Acquisition of Callidus Biopharma, Inc.

        In November 2013, the Company acquired Callidus a privately-held biologics company focused on developing best-in-class ERTs for LSDs with its lead ERT ATB200 for Pompe disease in late preclinical development. The acquisition of the Callidus assets and technology complements Amicus' CHART® platform for the development of next generation ERTs.

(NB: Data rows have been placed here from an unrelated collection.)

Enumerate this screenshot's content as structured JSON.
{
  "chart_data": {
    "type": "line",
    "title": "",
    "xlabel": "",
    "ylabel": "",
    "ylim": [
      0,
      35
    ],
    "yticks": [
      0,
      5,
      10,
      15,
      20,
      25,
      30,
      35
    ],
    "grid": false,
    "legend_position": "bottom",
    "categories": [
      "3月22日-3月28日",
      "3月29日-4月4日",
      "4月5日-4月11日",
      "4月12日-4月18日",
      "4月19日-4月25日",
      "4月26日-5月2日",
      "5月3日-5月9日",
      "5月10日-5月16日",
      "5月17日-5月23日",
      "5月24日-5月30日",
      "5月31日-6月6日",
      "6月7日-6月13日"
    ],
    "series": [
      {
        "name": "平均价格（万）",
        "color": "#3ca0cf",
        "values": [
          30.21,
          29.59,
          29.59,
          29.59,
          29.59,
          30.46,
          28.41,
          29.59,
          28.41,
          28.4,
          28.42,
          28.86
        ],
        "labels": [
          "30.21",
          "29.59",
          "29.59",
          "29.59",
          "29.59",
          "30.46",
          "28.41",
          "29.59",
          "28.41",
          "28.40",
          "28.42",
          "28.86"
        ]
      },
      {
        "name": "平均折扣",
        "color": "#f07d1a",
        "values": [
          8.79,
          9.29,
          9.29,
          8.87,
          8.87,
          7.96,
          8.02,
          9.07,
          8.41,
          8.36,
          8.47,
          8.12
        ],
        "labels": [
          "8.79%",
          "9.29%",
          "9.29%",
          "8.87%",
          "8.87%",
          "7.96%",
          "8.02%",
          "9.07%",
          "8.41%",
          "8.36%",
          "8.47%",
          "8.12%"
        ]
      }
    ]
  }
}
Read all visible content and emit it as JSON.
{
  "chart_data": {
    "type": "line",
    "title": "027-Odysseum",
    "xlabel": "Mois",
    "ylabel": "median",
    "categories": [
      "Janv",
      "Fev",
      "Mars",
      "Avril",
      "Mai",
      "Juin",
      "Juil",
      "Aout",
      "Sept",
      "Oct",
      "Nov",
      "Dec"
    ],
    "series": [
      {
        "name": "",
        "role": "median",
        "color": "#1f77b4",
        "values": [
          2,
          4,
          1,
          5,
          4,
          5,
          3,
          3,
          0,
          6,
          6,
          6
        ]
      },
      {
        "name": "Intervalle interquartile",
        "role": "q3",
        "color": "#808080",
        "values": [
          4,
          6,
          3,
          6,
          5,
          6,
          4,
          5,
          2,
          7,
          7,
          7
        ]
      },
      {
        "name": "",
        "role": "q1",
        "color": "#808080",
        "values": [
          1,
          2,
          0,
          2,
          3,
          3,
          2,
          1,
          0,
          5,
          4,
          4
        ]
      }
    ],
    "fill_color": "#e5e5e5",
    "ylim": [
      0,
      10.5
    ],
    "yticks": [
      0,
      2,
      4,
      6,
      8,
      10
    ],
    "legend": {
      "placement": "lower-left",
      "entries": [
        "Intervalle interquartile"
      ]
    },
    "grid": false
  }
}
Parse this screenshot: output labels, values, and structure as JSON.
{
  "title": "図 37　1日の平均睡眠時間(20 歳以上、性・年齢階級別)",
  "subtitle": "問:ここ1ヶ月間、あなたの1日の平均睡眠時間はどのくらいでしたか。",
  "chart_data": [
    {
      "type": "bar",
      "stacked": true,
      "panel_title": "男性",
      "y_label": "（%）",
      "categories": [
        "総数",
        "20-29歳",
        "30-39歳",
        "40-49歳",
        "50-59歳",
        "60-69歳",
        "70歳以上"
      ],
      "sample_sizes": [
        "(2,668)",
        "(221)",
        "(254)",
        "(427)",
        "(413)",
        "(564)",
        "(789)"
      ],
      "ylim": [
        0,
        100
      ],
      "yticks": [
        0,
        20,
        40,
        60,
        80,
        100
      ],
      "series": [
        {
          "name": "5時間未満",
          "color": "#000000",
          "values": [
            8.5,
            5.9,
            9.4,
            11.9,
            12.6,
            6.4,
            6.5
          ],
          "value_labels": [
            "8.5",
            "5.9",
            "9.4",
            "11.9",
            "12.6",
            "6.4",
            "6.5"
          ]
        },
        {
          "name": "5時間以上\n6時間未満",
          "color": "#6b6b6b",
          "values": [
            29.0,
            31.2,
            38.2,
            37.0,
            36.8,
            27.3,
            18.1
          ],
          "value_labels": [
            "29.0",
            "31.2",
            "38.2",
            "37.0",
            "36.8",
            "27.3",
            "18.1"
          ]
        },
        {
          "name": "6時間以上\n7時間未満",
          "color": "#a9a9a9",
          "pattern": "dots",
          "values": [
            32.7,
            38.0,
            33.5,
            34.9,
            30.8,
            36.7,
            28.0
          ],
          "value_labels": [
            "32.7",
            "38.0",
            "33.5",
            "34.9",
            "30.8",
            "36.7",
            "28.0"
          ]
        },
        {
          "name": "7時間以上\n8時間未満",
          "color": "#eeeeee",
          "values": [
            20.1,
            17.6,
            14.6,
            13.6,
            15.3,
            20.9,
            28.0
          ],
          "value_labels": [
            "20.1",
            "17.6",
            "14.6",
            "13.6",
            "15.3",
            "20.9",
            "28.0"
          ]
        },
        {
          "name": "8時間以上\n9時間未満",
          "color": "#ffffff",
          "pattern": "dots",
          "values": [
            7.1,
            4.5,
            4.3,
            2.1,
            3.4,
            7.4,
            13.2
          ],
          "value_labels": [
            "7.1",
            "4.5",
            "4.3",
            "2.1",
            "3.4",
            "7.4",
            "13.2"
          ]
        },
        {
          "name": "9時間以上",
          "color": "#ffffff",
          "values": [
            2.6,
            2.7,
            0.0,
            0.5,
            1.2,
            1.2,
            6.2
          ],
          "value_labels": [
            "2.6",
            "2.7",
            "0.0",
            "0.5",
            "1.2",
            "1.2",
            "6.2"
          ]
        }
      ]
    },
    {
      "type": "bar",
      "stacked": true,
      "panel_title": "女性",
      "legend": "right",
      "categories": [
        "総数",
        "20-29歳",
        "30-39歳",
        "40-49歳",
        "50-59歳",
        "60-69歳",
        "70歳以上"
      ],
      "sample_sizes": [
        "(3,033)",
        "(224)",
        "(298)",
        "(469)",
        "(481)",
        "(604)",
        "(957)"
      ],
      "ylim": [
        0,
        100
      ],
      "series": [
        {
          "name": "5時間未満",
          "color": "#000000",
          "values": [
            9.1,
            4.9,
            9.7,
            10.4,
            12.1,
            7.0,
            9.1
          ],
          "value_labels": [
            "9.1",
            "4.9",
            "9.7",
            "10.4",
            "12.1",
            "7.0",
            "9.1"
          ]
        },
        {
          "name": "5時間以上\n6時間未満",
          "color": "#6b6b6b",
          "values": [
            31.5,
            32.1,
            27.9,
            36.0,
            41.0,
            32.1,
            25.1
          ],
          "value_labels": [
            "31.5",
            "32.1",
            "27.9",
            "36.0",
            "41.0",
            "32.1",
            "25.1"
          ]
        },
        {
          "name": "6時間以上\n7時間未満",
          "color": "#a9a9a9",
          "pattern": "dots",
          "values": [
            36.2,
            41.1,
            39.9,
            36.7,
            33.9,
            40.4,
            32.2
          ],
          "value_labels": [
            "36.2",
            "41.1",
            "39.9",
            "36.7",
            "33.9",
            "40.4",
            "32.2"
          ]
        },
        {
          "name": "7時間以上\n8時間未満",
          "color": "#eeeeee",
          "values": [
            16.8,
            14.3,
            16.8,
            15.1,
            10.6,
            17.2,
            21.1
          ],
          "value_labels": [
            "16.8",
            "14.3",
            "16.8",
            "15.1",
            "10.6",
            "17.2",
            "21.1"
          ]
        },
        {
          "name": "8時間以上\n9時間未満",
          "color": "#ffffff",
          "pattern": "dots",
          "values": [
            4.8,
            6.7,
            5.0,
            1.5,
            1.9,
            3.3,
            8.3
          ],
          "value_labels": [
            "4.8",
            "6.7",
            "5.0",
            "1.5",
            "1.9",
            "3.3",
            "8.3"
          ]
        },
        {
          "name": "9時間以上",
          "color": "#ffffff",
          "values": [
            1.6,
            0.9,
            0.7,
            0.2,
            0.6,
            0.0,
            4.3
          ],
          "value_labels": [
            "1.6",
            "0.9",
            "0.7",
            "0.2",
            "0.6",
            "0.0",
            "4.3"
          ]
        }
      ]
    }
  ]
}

        The fair value of the contingent acquisition consideration payments was estimated by applying a probability-based income approach utilizing an appropriate discount rate. Key assumptions include discount rate and various probability factors. This estimation was based on significant inputs that are not observable in the market, referred to as Level 3 inputs. Some of the more significant assumptions used in the valuation include (i) the probability and timing related to the achievement of certain developmental milestones and (ii) and the discount rate. See "— Note 10. Assets and Liabilities Measured at Fair Value", for additional discussion regarding fair value measurements of the contingent acquisition consideration payable. The Company determined the fair value of the contingent consideration to be $25.4 million at December 31, 2017, of which $8.4 million is payable over the next twelve months and $17.0 million is payable beyond the next twelve months, resulting in an increase in the contingent consideration payable and related expense of $15.7 million in the year ended December 31, 2017. The expense is recorded in the Consolidated Statement of Operations within the changes in fair value of contingent consideration line item.

        For further information, see "— Note 4. Goodwill and Intangible Assets."